After close to two years as an only child, my son is still adjusting to life with his 4-month-old sister. But while there have been plenty of bumps, I’ve had no reason to doubt that the sibling relationship will enrich both of their lives —and now a new study confirms it.

Although research has long shown the positive role of older siblings in their younger siblings’ lives, a report published last month in the journal Child Development proves little brothers and sisters positively affect their older siblings’ empathy abilities, too.

In a statement, co-author Sheri Madigan, Canada Research Chair in Determinants of Child Development, says, “Our findings emphasize the importance of considering how all members of the family, not just parents and older siblings, contribute to children's development.”

For the longitudinal study, researchers examined 452 sets of ethnically diverse sibling pairs in Canada between the ages of 18 and 48 months by videotaping interactions in the family homes and collecting questionnaires from the mothers.
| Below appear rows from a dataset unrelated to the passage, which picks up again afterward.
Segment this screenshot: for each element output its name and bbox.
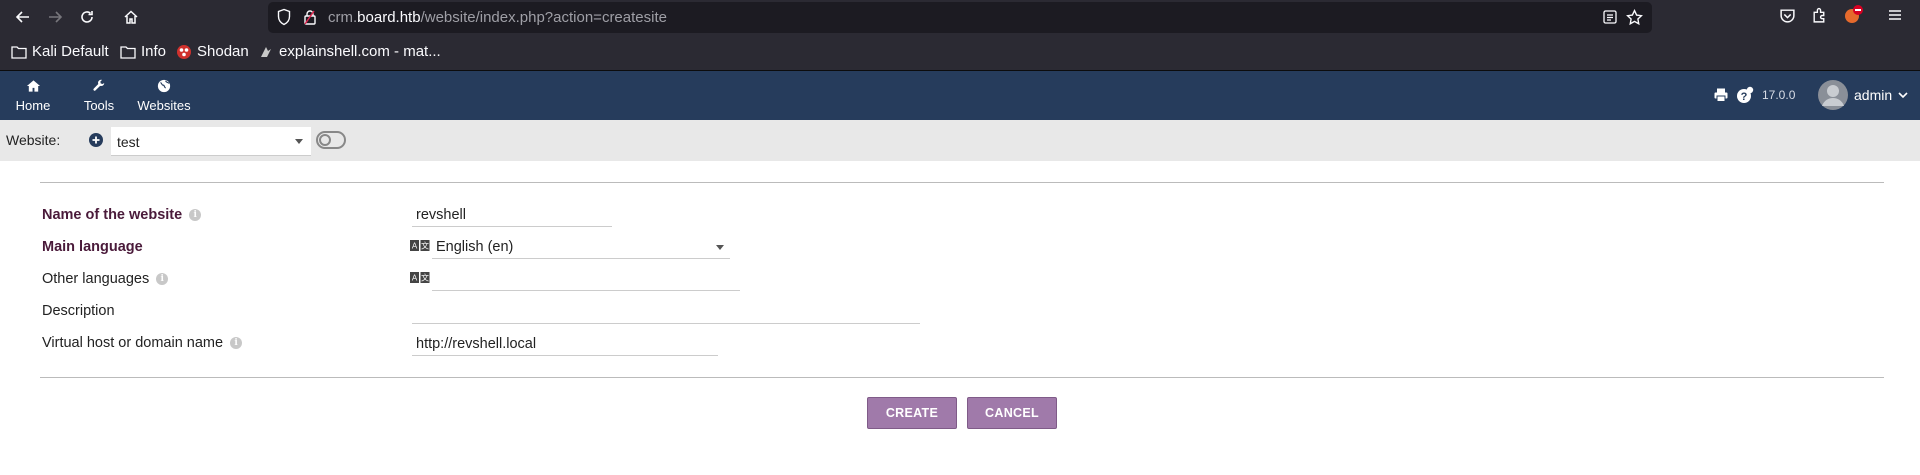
bookmark-info[interactable]: Info	[120, 43, 166, 60]
info-icon[interactable]: i	[189, 209, 202, 222]
info-icon[interactable]: i	[156, 273, 169, 286]
website-select[interactable]: test	[111, 127, 311, 156]
folder-icon	[120, 45, 136, 59]
other-languages-label: Other languages i	[42, 271, 169, 287]
dropdown-caret-icon	[295, 139, 303, 144]
reload-icon	[81, 11, 93, 23]
input-value: revshell	[416, 207, 466, 223]
forward-button[interactable]	[42, 5, 68, 29]
version-label: 17.0.0	[1762, 88, 1796, 102]
printer-icon[interactable]	[1713, 87, 1729, 103]
shield-icon	[276, 8, 292, 26]
website-bar: Website: test	[0, 120, 1920, 161]
avatar	[1818, 80, 1848, 110]
explainshell-icon	[261, 46, 271, 57]
bookmark-kali-default[interactable]: Kali Default	[11, 43, 109, 60]
description-input[interactable]	[412, 300, 920, 324]
vhost-input[interactable]: http://revshell.local	[412, 332, 718, 356]
foxyproxy-icon[interactable]	[1842, 4, 1864, 26]
website-label: Website:	[6, 132, 61, 148]
wrench-icon	[93, 79, 105, 91]
description-label: Description	[42, 303, 115, 319]
input-value: http://revshell.local	[416, 336, 537, 352]
divider-bottom	[40, 377, 1884, 378]
info-icon[interactable]: i	[230, 337, 243, 350]
globe-icon	[157, 79, 171, 93]
back-arrow-icon	[15, 11, 29, 23]
vhost-label: Virtual host or domain name i	[42, 335, 243, 351]
create-button[interactable]: CREATE	[867, 397, 957, 429]
nav-label: Home	[15, 98, 51, 113]
folder-icon	[11, 45, 27, 59]
website-select-value: test	[117, 134, 140, 150]
bookmark-label: explainshell.com - mat...	[279, 43, 441, 60]
nav-home[interactable]: Home	[14, 79, 52, 113]
hamburger-menu-icon[interactable]	[1887, 7, 1903, 23]
svg-text:A: A	[412, 242, 418, 251]
home-browser-button[interactable]	[118, 5, 144, 29]
svg-text:文: 文	[421, 273, 429, 283]
website-name-input[interactable]: revshell	[412, 203, 612, 227]
select-value: English (en)	[436, 239, 514, 255]
nav-label: Websites	[137, 98, 191, 113]
cancel-button[interactable]: CANCEL	[967, 397, 1057, 429]
main-language-label: Main language	[42, 239, 143, 255]
back-button[interactable]	[10, 5, 36, 29]
bookmark-star-icon[interactable]	[1626, 9, 1643, 26]
url-bar[interactable]: crm.board.htb/website/index.php?action=c…	[268, 2, 1652, 33]
website-toggle[interactable]	[316, 131, 346, 149]
reader-view-icon[interactable]	[1602, 9, 1618, 25]
bookmark-shodan[interactable]: Shodan	[176, 43, 249, 60]
nav-websites[interactable]: Websites	[136, 79, 192, 113]
toggle-knob	[319, 134, 331, 146]
divider-top	[40, 182, 1884, 183]
home-outline-icon	[124, 10, 138, 24]
user-name: admin	[1854, 87, 1893, 103]
reload-button[interactable]	[74, 5, 100, 29]
other-languages-input[interactable]	[432, 267, 740, 291]
chevron-down-icon	[1898, 92, 1908, 99]
dropdown-caret-icon	[716, 245, 724, 250]
bookmarks-bar: Kali Default Info Shodan explainshell.co…	[0, 34, 1920, 71]
page-lock-icon[interactable]	[302, 9, 318, 25]
name-label: Name of the website i	[42, 207, 202, 223]
svg-text:?: ?	[1741, 91, 1748, 103]
user-menu[interactable]: admin	[1818, 80, 1908, 110]
pocket-icon[interactable]	[1779, 7, 1796, 24]
bookmark-label: Kali Default	[32, 43, 109, 60]
shodan-icon	[177, 44, 191, 59]
help-icon[interactable]: ?	[1736, 86, 1754, 104]
app-top-menu: Home Tools Websites ? 17.0.0 admin	[0, 71, 1920, 120]
nav-tools[interactable]: Tools	[79, 79, 119, 113]
bookmark-explainshell[interactable]: explainshell.com - mat...	[258, 43, 441, 60]
svg-text:A: A	[412, 274, 418, 283]
bookmark-label: Shodan	[197, 43, 249, 60]
extensions-icon[interactable]	[1811, 7, 1828, 24]
forward-arrow-icon	[49, 11, 63, 23]
svg-text:文: 文	[421, 241, 429, 251]
main-language-select[interactable]: English (en)	[432, 235, 730, 259]
add-website-icon[interactable]	[89, 133, 103, 147]
url-text[interactable]: crm.board.htb/website/index.php?action=c…	[328, 9, 667, 26]
language-icon: A文	[410, 240, 430, 251]
home-icon	[26, 80, 40, 92]
nav-label: Tools	[83, 98, 115, 113]
browser-toolbar: crm.board.htb/website/index.php?action=c…	[0, 0, 1920, 34]
bookmark-label: Info	[141, 43, 167, 60]
language-icon: A文	[410, 272, 430, 283]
They gauged empathy by observing both siblings’ facial and behavioral responses to an adult play-acting distress.

By assessing the responses 18 months later, researchers were able to determine that the empathy skills of older siblings improved the longer they had adjusted to life with a little brother or sister.
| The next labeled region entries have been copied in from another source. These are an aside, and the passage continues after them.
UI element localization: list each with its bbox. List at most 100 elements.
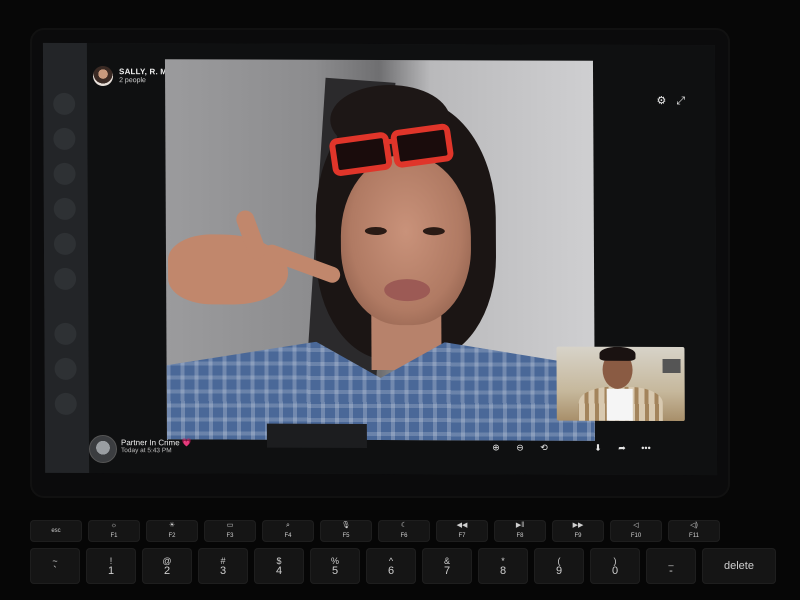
key-lower: 4	[275, 565, 283, 577]
key-esc[interactable]: esc	[30, 520, 82, 542]
function-key-row: esc ☼ F1 ☀ F2 ▭ F3 ⌕ F4 🎙 F5 ☾ F6 ◀◀ F7 ▶‖ F8 ▶▶…	[30, 520, 720, 542]
key-1[interactable]: ! 1	[86, 548, 136, 584]
gear-icon[interactable]: ⚙	[656, 95, 666, 107]
key-f11[interactable]: ◁) F11	[668, 520, 720, 542]
download-icon[interactable]: ⬇	[593, 443, 603, 454]
key-symbol: ☀	[168, 522, 176, 529]
eye	[364, 226, 387, 236]
lips	[384, 279, 431, 302]
key-f1[interactable]: ☼ F1	[88, 520, 140, 542]
key-label: F10	[630, 533, 642, 539]
sidebar-item-icon[interactable]	[54, 357, 77, 380]
key-symbol: ◁)	[690, 522, 698, 529]
key-lower: 3	[219, 565, 227, 577]
lens	[328, 131, 394, 178]
avatar	[92, 65, 114, 87]
key-0[interactable]: ) 0	[590, 548, 640, 584]
sidebar-item-icon[interactable]	[53, 162, 76, 185]
forward-icon[interactable]: ➦	[617, 443, 627, 454]
key-f9[interactable]: ▶▶ F9	[552, 520, 604, 542]
key-label: F8	[516, 533, 524, 539]
key-lower: -	[669, 565, 673, 577]
key-symbol: ◀◀	[456, 522, 468, 529]
key-5[interactable]: % 5	[310, 548, 360, 584]
key-lower: 7	[443, 565, 451, 577]
pip-person-shirt	[606, 388, 633, 421]
key-symbol: ☼	[110, 522, 118, 529]
key-lower: 5	[331, 565, 339, 577]
sidebar-item-icon[interactable]	[54, 267, 77, 290]
remote-video	[164, 59, 595, 441]
rotate-icon[interactable]: ⟲	[539, 443, 549, 454]
key-symbol: ⌕	[286, 522, 290, 529]
sidebar-item-icon[interactable]	[53, 92, 76, 115]
key-delete[interactable]: delete	[702, 548, 776, 584]
message-time: Today at 5:43 PM	[120, 447, 172, 455]
key-label: F5	[342, 533, 350, 539]
pip-person-hair	[599, 346, 636, 361]
key-2[interactable]: @2	[142, 548, 192, 584]
sender-avatar	[88, 434, 118, 464]
person-face	[340, 154, 472, 326]
key-label: F2	[168, 533, 176, 539]
sidebar-item-icon[interactable]	[53, 232, 76, 255]
pip-background-shelf	[662, 358, 681, 374]
key-6[interactable]: ^ 6	[366, 548, 416, 584]
key-lower: 1	[107, 565, 115, 577]
key-f2[interactable]: ☀ F2	[146, 520, 198, 542]
keyboard: esc ☼ F1 ☀ F2 ▭ F3 ⌕ F4 🎙 F5 ☾ F6 ◀◀ F7 ▶‖ F8 ▶▶…	[0, 510, 800, 600]
key-f6[interactable]: ☾ F6	[378, 520, 430, 542]
key-f8[interactable]: ▶‖ F8	[494, 520, 546, 542]
sidebar-item-icon[interactable]	[54, 392, 77, 415]
sidebar-item-icon[interactable]	[53, 127, 76, 150]
key-lower: 6	[387, 565, 395, 577]
key-minus[interactable]: _ -	[646, 548, 696, 584]
key-f3[interactable]: ▭ F3	[204, 520, 256, 542]
key-backtick[interactable]: ~ `	[30, 548, 80, 584]
redacted-bar	[266, 423, 367, 448]
key-lower: `	[53, 565, 57, 577]
more-icon[interactable]: •••	[641, 443, 651, 454]
app-sidebar	[42, 42, 91, 473]
top-controls: ⚙ ⤢	[656, 95, 685, 107]
zoom-in-icon[interactable]: ⊕	[491, 442, 501, 453]
key-9[interactable]: (9	[534, 548, 584, 584]
key-f10[interactable]: ◁ F10	[610, 520, 662, 542]
key-lower: 9	[555, 565, 563, 577]
key-label: F4	[284, 533, 292, 539]
key-label: esc	[51, 528, 61, 534]
self-view-video[interactable]	[556, 346, 685, 422]
key-f5[interactable]: 🎙 F5	[320, 520, 372, 542]
key-lower: 2	[163, 565, 171, 577]
laptop-screen: SALLY, R. M. K 2 people ⚙ ⤢ Partner In C…	[42, 42, 718, 476]
eye	[422, 227, 445, 236]
key-7[interactable]: & 7	[422, 548, 472, 584]
key-label: F11	[689, 533, 699, 539]
zoom-out-icon[interactable]: ⊖	[515, 442, 525, 453]
key-lower: delete	[724, 560, 754, 572]
number-key-row: ~ ` ! 1 @2 #3 $4 % 5 ^ 6 & 7 * 8 (9 ) 0 _ - dele…	[30, 548, 776, 584]
key-3[interactable]: #3	[198, 548, 248, 584]
sidebar-item-icon[interactable]	[53, 197, 76, 220]
key-f7[interactable]: ◀◀ F7	[436, 520, 488, 542]
key-symbol: ☾	[400, 522, 408, 529]
key-label: F7	[458, 533, 466, 539]
key-lower: 8	[499, 565, 507, 577]
key-symbol: ▶‖	[515, 522, 525, 529]
lens	[389, 122, 455, 169]
sender-name: Partner In Crime	[120, 438, 180, 448]
key-4[interactable]: $4	[254, 548, 304, 584]
key-lower: 0	[611, 565, 619, 577]
key-8[interactable]: * 8	[478, 548, 528, 584]
key-symbol: ◁	[633, 522, 639, 529]
sidebar-item-icon[interactable]	[54, 322, 77, 345]
key-label: F3	[226, 533, 234, 539]
call-window: SALLY, R. M. K 2 people ⚙ ⤢ Partner In C…	[86, 42, 718, 476]
key-symbol: ▶▶	[572, 522, 584, 529]
expand-icon[interactable]: ⤢	[676, 95, 685, 107]
media-controls: ⊕ ⊖ ⟲ ⬇ ➦ •••	[491, 442, 651, 454]
key-f4[interactable]: ⌕ F4	[262, 520, 314, 542]
key-symbol: ▭	[226, 522, 234, 529]
key-label: F1	[110, 533, 118, 539]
“The influence of younger siblings has been found during adolescence, but our study indicates that this process may begin much earlier than previously thought,” says Madigan.

There was just one notable exception: Younger brothers of little sisters didn’t appear to inspire the same kind of empathetic maturation. To understand the reason behind that, they said more research is needed.

This latest report is in line with the findings presented in the book The Eldest Daughter Effect, which the authors previously told Motherly explains how big sisters are primed for leadership roles later in life.

“They take responsibility, first for themselves—‘Don’t worry, mama, I can dress myself,’ and then for their siblings— ‘Don’t worry, mama, I will look out for them,’” the authors write. “Taking responsibility, being diligent and dutiful, thus becomes second nature.”

As hard as this may be to believe for those of us refereeing a dozen sibling disagreements per day, it certainly is a welcome reminder that our kids are better for it.